After being so impressed by his work, I kept my eyes open for anything I could find. His two novels, The Movement of Mountains and X, Y, are both interesting but not as successful as the collection. Every now and then I’d stumble across a fabulous short story in places like Interzone, making me think he was more of a short story writer than a novelist.

But then along comes his new novel, The Healer.

Payne belongs to a race of mutated humans called grotesques. Although essentially human, they are set apart and looked down on by their human counterparts because of their unsightly cranial ridges and distorted bodies. A small number of grotesques develop the ability to heal others by pulling out infected or diseased material into their own bodies and then expelling it through a small orifice in their chest. Their unique abilities place healers in high demand, making them into slaves for the humans. Overworked, most healers have a short life span, a small blessing for people with very difficult life.

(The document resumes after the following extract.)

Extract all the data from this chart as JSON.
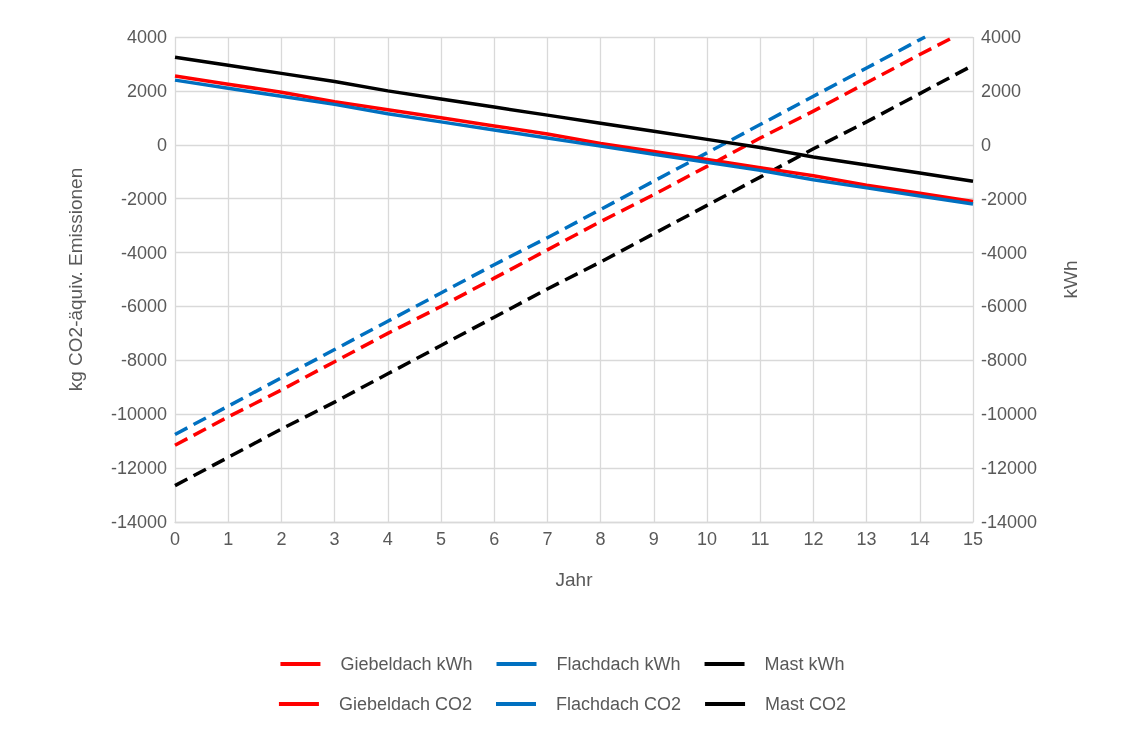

We follow the life of one particular healer, a grotesque ironically named Payne, from his initial recruitment and through his whole career. He spends his early days working for a mining colony, but Payne is quickly discovered as one of the most skilled and powerful healers in generations. His power puts him in high demand, and he quickly becomes a pawn for both human rulers and Grotesques fighting for independence. Blumlein’s other life as a medical doctor serves him well again. While he makes wonderful use of describing many odd diseases and disorders for Payne to cure, it also seems to influence the odd mixture of power and servitude healers continually feel throughout the novel.

As a character, Payne may frustrate some readers. He lives very much as a pawn throughout much of the novel, bouncing back and forth between outside influences, rarely making real decisions for himself. Often he acts as a tour guide through this fabulously detailed and metaphorical world Blumlein created. The dark and disturbing ending, however, develops fully out of a difficult choice Payne makes for himself, thus delivering a glimmer of hope for both Payne and the world he lives in which he lives. With all this going for him, not to mention very favorable blurbs on the cover by Peter Straub and Ursula K. Leguin, Blumlein's status as a writer is about to rise very quickly.